Ratch purchases Indonesian plants to replace capacity


A power plant owned by Ratch Group in Ratchaburi.
A power plant owned by Ratch Group in Ratchaburi.

Ratch Group Plc, Thailand’s largest private power generation firm by capacity, has stressed its recent acquisition of 2,045-megawatt (MW) coal-fired thermal power plants from PT Paiton Energy (PE) in Indonesia was appropriate given the scarcity of power generation assets for sale in the market.

The company said the purchase was needed as concessions for Ratch’s ageing gas-fired power plants in Ratchaburi are due to end over the next several years after almost two decades of operations.

Ratch needs to find new power generation facilities, said chairman Boonyanit Wongrukmit, who is also governor of the state-owned Electricity Generating Authority of Thailand (Egat).

Ratch is a privately run power generation arm of Egat, which holds a 45% share in the company.
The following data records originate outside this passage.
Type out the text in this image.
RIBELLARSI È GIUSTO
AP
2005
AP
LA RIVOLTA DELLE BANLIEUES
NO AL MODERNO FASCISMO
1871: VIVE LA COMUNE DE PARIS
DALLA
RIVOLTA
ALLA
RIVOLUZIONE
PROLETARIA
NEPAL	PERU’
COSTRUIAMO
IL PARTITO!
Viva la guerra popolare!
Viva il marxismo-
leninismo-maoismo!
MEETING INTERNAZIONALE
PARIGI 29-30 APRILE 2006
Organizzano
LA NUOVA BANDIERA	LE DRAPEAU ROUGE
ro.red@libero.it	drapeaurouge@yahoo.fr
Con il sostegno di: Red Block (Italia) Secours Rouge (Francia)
Ratch’s gas-fired power facilities in Ratchaburi include three thermal power plants, each with a capacity of 700MW, and a co-generation power plant with a capacity of 1,400MW.

Their combined capacity makes up almost half of Ratch’s total capacity of 7,215MW.

Mr Boonyanit said sales of fossil fuel- and renewable energy-based power generation assets in Thailand are rare.

Buying operational facilities overseas is difficult because of fierce competition caused by price wars, he said.

The purchase of coal-fired thermal power plants in Indonesia will lead to new business opportunities for Ratch because that country has the largest population in Southeast Asia and massive power demand, said Mr Boonyanit.

The company previously announced it bought a 45.5% share in PE from Mitsui and Co, through its wholly-owned RH International (Singapore) Corp Pte Ltd, in a move to increase its power generation capacity.

PE Paiton units 3, 7 and 8 are located 150 kilometres southeast of Surabaya in Indonesia’s East Java.

Transactions for the share purchase are scheduled to be completed by March next year.

Ratch did not disclose the value of the asset purchase.

“Funding the purchase by increasing registered capital is better than requesting new loans because the company’s debt-to-equity ratio will become too high, affecting its liquidity,” Mr Boonyanit said.

On June 22, the Ratch board approved the company’s plan to increase registered capital from 14.5 billion baht to 22.19 billion by issuing ordinary shares.

However, after the announcement of the capital plan, Ratch shares dropped significantly by almost 10% in a few hours, from 50-51 to 44-45 baht a share.